Besides social security needs, the union has five departments that address the different professions the women engage in: The Garment Workers department, the Home-Based Workers department, Street Vendors department, Mess(canteen) Workers Union; and the Domestic Workers department. Finally, they have a skills and training cell to help women increase their expertise in their profession and ultimately their market value.
Nitin is now getting ready to launch a private limited company, which will be headed, managed, and owned by the members of the organization. Now that the women have taken over the management of the organization and begun the process of skills development and training, Nitin is confident that with more training they will be able to manage the business. The company will be under the union with the women possessing equity stake in the company. The company will move the women up in the value chain by allowing them to interface directly with clients instead of contractors. It will also create a long-term investment vehicle that supports the union, which in turn will look after their social security.

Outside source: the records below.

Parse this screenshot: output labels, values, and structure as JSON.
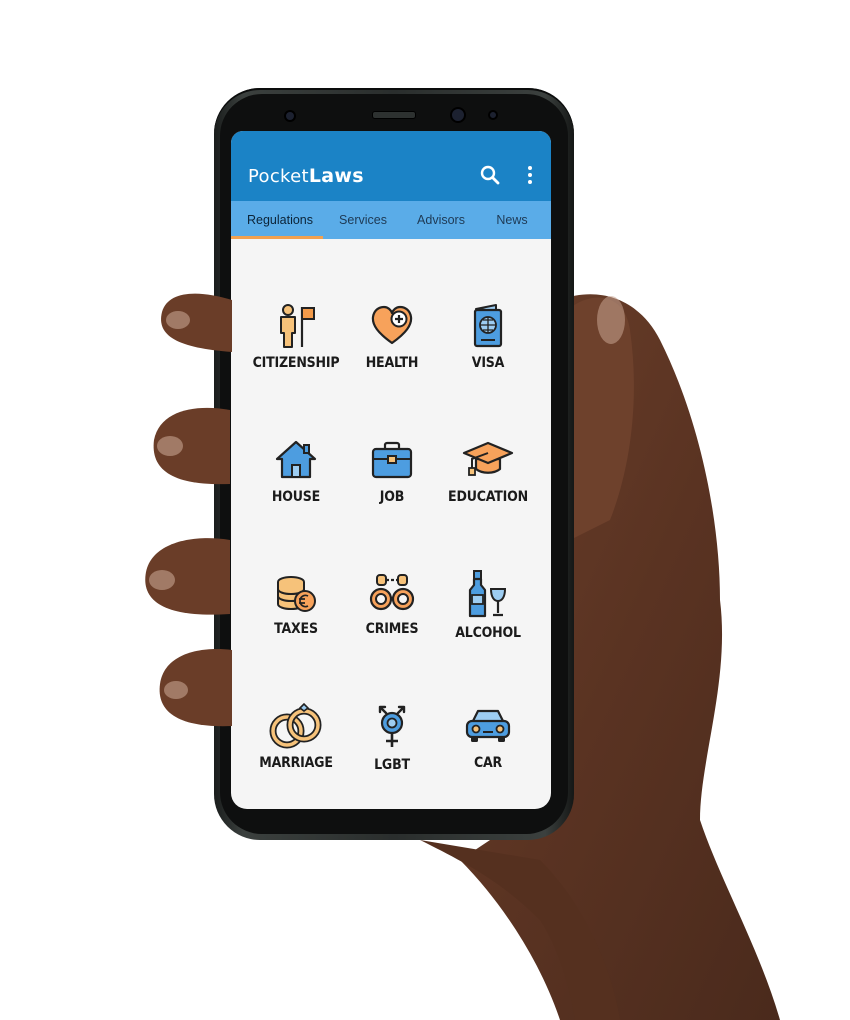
{
  "app": {
    "logo_light": "Pocket",
    "logo_bold": "Laws",
    "search_icon": "search-icon",
    "menu_icon": "more-vert-icon"
  },
  "colors": {
    "appbar": "#1b83c6",
    "tabbar": "#5aace8",
    "indicator": "#f2a150",
    "content_bg": "#f5f5f5"
  },
  "tabs": [
    {
      "label": "Regulations",
      "active": true
    },
    {
      "label": "Services",
      "active": false
    },
    {
      "label": "Advisors",
      "active": false
    },
    {
      "label": "News",
      "active": false
    }
  ],
  "categories": [
    {
      "label": "CITIZENSHIP",
      "icon": "person-flag-icon"
    },
    {
      "label": "HEALTH",
      "icon": "heart-plus-icon"
    },
    {
      "label": "VISA",
      "icon": "passport-icon"
    },
    {
      "label": "HOUSE",
      "icon": "house-icon"
    },
    {
      "label": "JOB",
      "icon": "briefcase-icon"
    },
    {
      "label": "EDUCATION",
      "icon": "graduation-cap-icon"
    },
    {
      "label": "TAXES",
      "icon": "coins-icon"
    },
    {
      "label": "CRIMES",
      "icon": "handcuffs-icon"
    },
    {
      "label": "ALCOHOL",
      "icon": "bottle-glass-icon"
    },
    {
      "label": "MARRIAGE",
      "icon": "rings-icon"
    },
    {
      "label": "LGBT",
      "icon": "gender-symbol-icon"
    },
    {
      "label": "CAR",
      "icon": "car-icon"
    }
  ]
}
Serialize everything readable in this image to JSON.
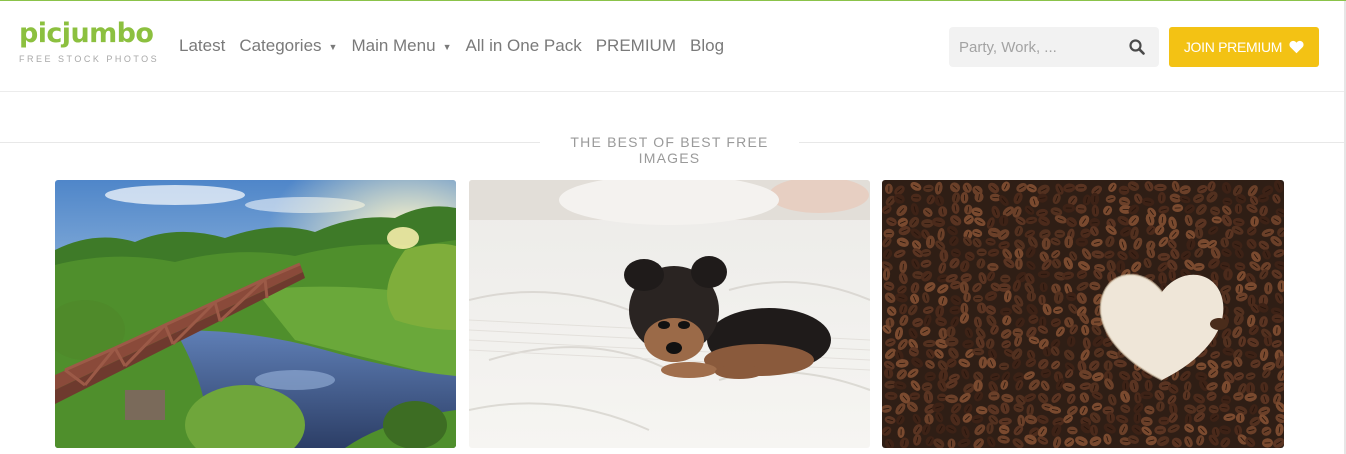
{
  "brand": {
    "name": "picjumbo",
    "tagline": "FREE STOCK PHOTOS",
    "accent_color": "#8cc03f"
  },
  "nav": {
    "items": [
      {
        "label": "Latest",
        "has_dropdown": false
      },
      {
        "label": "Categories",
        "has_dropdown": true
      },
      {
        "label": "Main Menu",
        "has_dropdown": true
      },
      {
        "label": "All in One Pack",
        "has_dropdown": false
      },
      {
        "label": "PREMIUM",
        "has_dropdown": false
      },
      {
        "label": "Blog",
        "has_dropdown": false
      }
    ],
    "dropdown_icon": "caret-down-icon"
  },
  "search": {
    "placeholder": "Party, Work, ...",
    "value": "",
    "icon": "search-icon"
  },
  "join_button": {
    "label": "JOIN PREMIUM",
    "icon": "heart-icon",
    "color": "#f3c214"
  },
  "section": {
    "title": "THE BEST OF BEST FREE IMAGES"
  },
  "photos": [
    {
      "subject": "Rusty railway bridge over a river with green trees"
    },
    {
      "subject": "Yorkshire terrier puppy lying on white bed sheets"
    },
    {
      "subject": "Coffee beans with heart-shaped empty space"
    }
  ]
}
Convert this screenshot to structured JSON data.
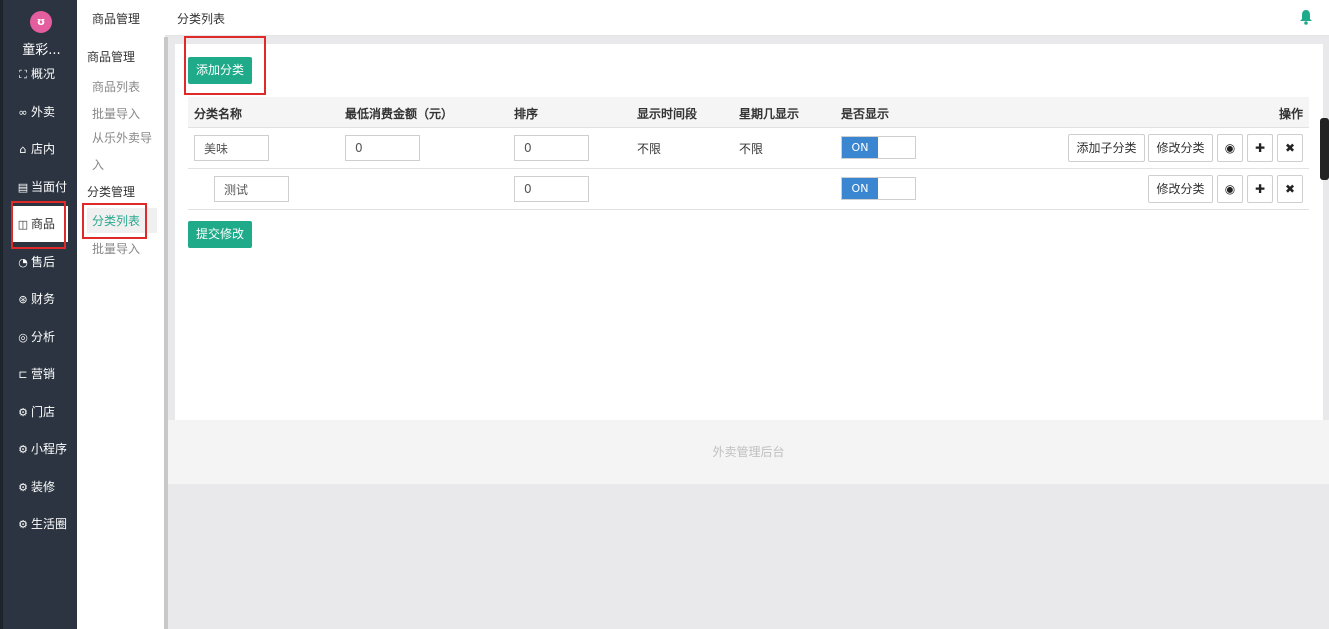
{
  "sidebar": {
    "logo_glyph": "ʊ",
    "shop_name": "童彩...",
    "items": [
      {
        "icon": "dashboard-icon",
        "glyph": "⛶",
        "label": "概况"
      },
      {
        "icon": "delivery-icon",
        "glyph": "∞",
        "label": "外卖"
      },
      {
        "icon": "store-icon",
        "glyph": "⌂",
        "label": "店内"
      },
      {
        "icon": "receipt-icon",
        "glyph": "▤",
        "label": "当面付"
      },
      {
        "icon": "bag-icon",
        "glyph": "◫",
        "label": "商品"
      },
      {
        "icon": "aftersale-icon",
        "glyph": "◔",
        "label": "售后"
      },
      {
        "icon": "finance-icon",
        "glyph": "⊛",
        "label": "财务"
      },
      {
        "icon": "analytics-icon",
        "glyph": "◎",
        "label": "分析"
      },
      {
        "icon": "marketing-icon",
        "glyph": "⊏",
        "label": "营销"
      },
      {
        "icon": "gear-icon",
        "glyph": "⚙",
        "label": "门店"
      },
      {
        "icon": "gear-icon",
        "glyph": "⚙",
        "label": "小程序"
      },
      {
        "icon": "gear-icon",
        "glyph": "⚙",
        "label": "装修"
      },
      {
        "icon": "gear-icon",
        "glyph": "⚙",
        "label": "生活圈"
      }
    ]
  },
  "subbar": {
    "title": "商品管理",
    "group1": "商品管理",
    "group1_links": [
      "商品列表",
      "批量导入",
      "从乐外卖导入"
    ],
    "group2": "分类管理",
    "group2_links": [
      "分类列表",
      "批量导入"
    ]
  },
  "header": {
    "title": "分类列表"
  },
  "main": {
    "add_button": "添加分类",
    "submit_button": "提交修改",
    "columns": [
      "分类名称",
      "最低消费金额（元）",
      "排序",
      "显示时间段",
      "星期几显示",
      "是否显示",
      "操作"
    ],
    "rows": [
      {
        "name": "美味",
        "min_amount": "0",
        "sort": "0",
        "time_range": "不限",
        "weekday": "不限",
        "toggle": "ON",
        "add_child": "添加子分类",
        "edit": "修改分类"
      },
      {
        "name": "测试",
        "sort": "0",
        "toggle": "ON",
        "edit": "修改分类"
      }
    ]
  },
  "footer": {
    "text": "外卖管理后台"
  },
  "colors": {
    "accent_green": "#1fab89",
    "toggle_blue": "#3a86d0",
    "sidebar_dark": "#2b3440",
    "highlight_red": "#e02a2a"
  }
}
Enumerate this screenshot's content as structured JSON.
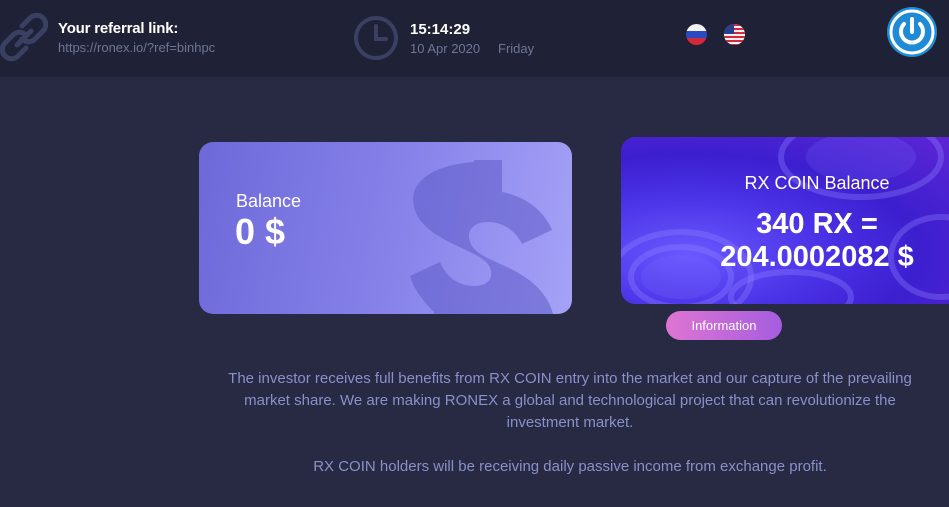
{
  "header": {
    "referral_title": "Your referral link:",
    "referral_url": "https://ronex.io/?ref=binhpc",
    "time": "15:14:29",
    "date": "10 Apr 2020",
    "day": "Friday",
    "languages": [
      "ru-flag-icon",
      "us-flag-icon"
    ],
    "power_icon": "power-icon"
  },
  "balance_card": {
    "label": "Balance",
    "value": "0 $"
  },
  "rx_card": {
    "label": "RX COIN Balance",
    "value_line1": "340 RX =",
    "value_line2": "204.0002082 $"
  },
  "info_button": "Information",
  "description": {
    "line1": "The investor receives full benefits from RX COIN entry into the market and our capture of the prevailing",
    "line2": "market share. We are making RONEX a global and technological project that can revolutionize the",
    "line3": "investment market.",
    "line4": "RX COIN holders will be receiving daily passive income from exchange profit."
  },
  "colors": {
    "background": "#272a42",
    "topbar": "#1f2236",
    "accent_blue": "#1e8bd6",
    "muted_text": "#6f7596",
    "description_text": "#8a90c9"
  }
}
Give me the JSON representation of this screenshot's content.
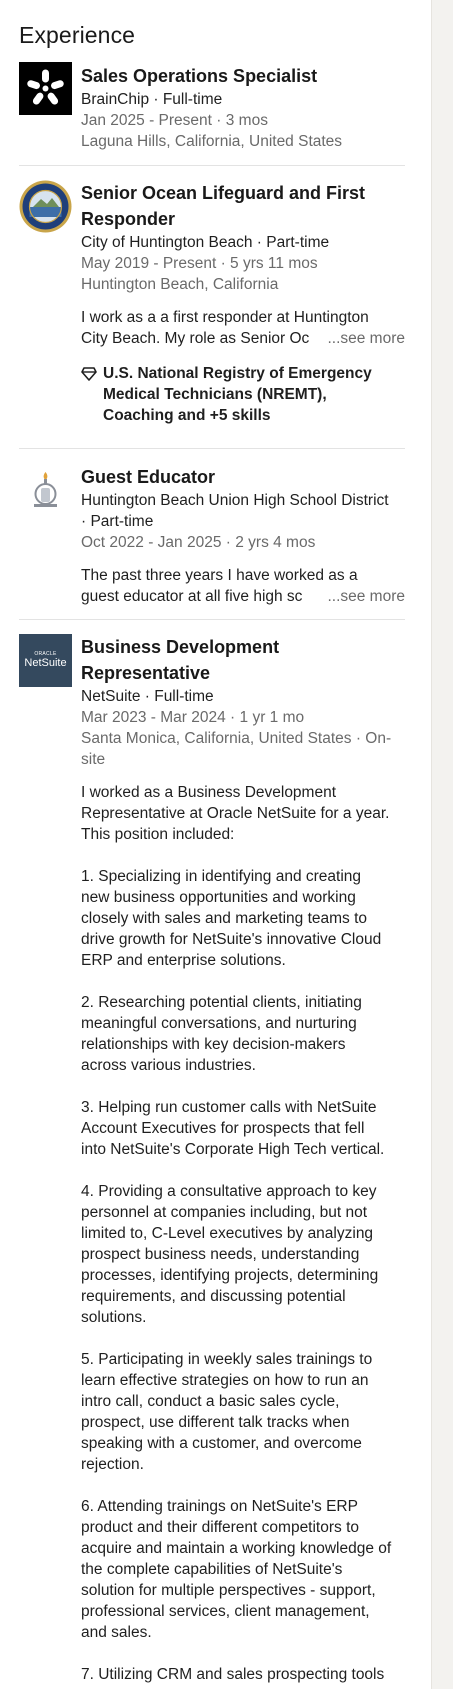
{
  "section": {
    "title": "Experience"
  },
  "entries": [
    {
      "title": "Sales Operations Specialist",
      "company": "BrainChip · Full-time",
      "dates": "Jan 2025 - Present · 3 mos",
      "location": "Laguna Hills, California, United States",
      "logo_icon": "brainchip-logo-icon"
    },
    {
      "title_line1": "Senior Ocean Lifeguard and First",
      "title_line2": "Responder",
      "company": "City of Huntington Beach · Part-time",
      "dates": "May 2019 - Present · 5 yrs 11 mos",
      "location": "Huntington Beach, California",
      "desc_line1": "I work as a a first responder at Huntington",
      "desc_line2": "City Beach. My role as Senior Oc",
      "see_more": "...see more",
      "skills_line1": "U.S. National Registry of Emergency",
      "skills_line2": "Medical Technicians (NREMT),",
      "skills_line3": "Coaching and +5 skills",
      "logo_icon": "city-seal-icon"
    },
    {
      "title": "Guest Educator",
      "company_line1": "Huntington Beach Union High School District",
      "company_line2": "· Part-time",
      "dates": "Oct 2022 - Jan 2025 · 2 yrs 4 mos",
      "desc_line1": "The past three years I have worked as a",
      "desc_line2": "guest educator at all five high sc",
      "see_more": "...see more",
      "logo_icon": "school-district-logo-icon"
    },
    {
      "title_line1": "Business Development",
      "title_line2": "Representative",
      "company": "NetSuite · Full-time",
      "dates": "Mar 2023 - Mar 2024 · 1 yr 1 mo",
      "location_line1": "Santa Monica, California, United States · On-",
      "location_line2": "site",
      "logo_small": "ORACLE",
      "logo_big": "NetSuite",
      "logo_color": "#34495e",
      "paragraphs": [
        [
          "I worked as a Business Development",
          "Representative at Oracle NetSuite for a year.",
          "This position included:"
        ],
        [
          "1. Specializing in identifying and creating",
          "new business opportunities and working",
          "closely with sales and marketing teams to",
          "drive growth for NetSuite's innovative Cloud",
          "ERP and enterprise solutions."
        ],
        [
          "2. Researching potential clients, initiating",
          "meaningful conversations, and nurturing",
          "relationships with key decision-makers",
          "across various industries."
        ],
        [
          "3. Helping run customer calls with NetSuite",
          "Account Executives for prospects that fell",
          "into NetSuite's Corporate High Tech vertical."
        ],
        [
          "4. Providing a consultative approach to key",
          "personnel at companies including, but not",
          "limited to, C-Level executives by analyzing",
          "prospect business needs, understanding",
          "processes, identifying projects, determining",
          "requirements, and discussing potential",
          "solutions."
        ],
        [
          "5. Participating in weekly sales trainings to",
          "learn effective strategies on how to run an",
          "intro call, conduct a basic sales cycle,",
          "prospect, use different talk tracks when",
          "speaking with a customer, and overcome",
          "rejection."
        ],
        [
          "6. Attending trainings on NetSuite's ERP",
          "product and their different competitors to",
          "acquire and maintain a working knowledge of",
          "the complete capabilities of NetSuite's",
          "solution for multiple perspectives - support,",
          "professional services, client management,",
          "and sales."
        ],
        [
          "7. Utilizing CRM and sales prospecting tools"
        ]
      ]
    }
  ]
}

Along with this, Nitin is trying to organize the microenterprises and small factories that exist in Dharavi, numbering about 450, which are not covered by any kind of legislation. Recognizing the fact that the problems of microenterpreneurs who engage a number of home-based workers are not much different, Nitin is initiating them to labor laws and security issues, thus making them partners in LEARN, rather than adversaries in their role as employers.
Working with the self-help group federated model, Nitin has organized 74+ groups, all of whom are members of the union. He is poised to start credit and savings activities, which in turn will allow the groups themselves to finance the company through a loan from the Small Industries Development Bank of India. Nitin has also formed a network of 16 organizations working with women in Maharashtra and is lobbying the government to secure below-poverty-line (BPL) status for these women. This will entitle them to access the various social security and livelihoods schemes that the government has for the BPL category. However, Nitin s larger role is to lobby the government for a national home-based workers policy. In collaboration with the ILO, Nitin is studying conditions in seven Indian cities to expand the initiative and customize it according to the needs of the home-based workers in these areas. LEARN is working to expand the membership of the union across Mumbai s other slums while also working in two other key cities, Nashik and Solapur, in the state of Maharashtra, with the vision to ultimately take it to other urban areas of India.
THE PERSON
As a college student Nitin initiated several successful movements and campaigns to improve student life. Even while working in the corporate sector, Nitin continued to be involved in the youth movement and interested in labor issues. He has done extensive personal interviews with people like his parents who lost their livelihoods rapidly with the demise of the textile mills and came to see that their sense of lost identity deeply affected their ability to adapt. With guidance from Professor Sharit Bhowmik, a professor of labor studies and management, and Nitins mentor, Nitin decided to focus all his energies on the citizen sector. He is also passionate about theater and founded the Marathi language chapter of the renowned Indian Peoples Theater Association. He hopes to return to theater later in his life.
Nitin lives in Mumbai with his wife and daughter.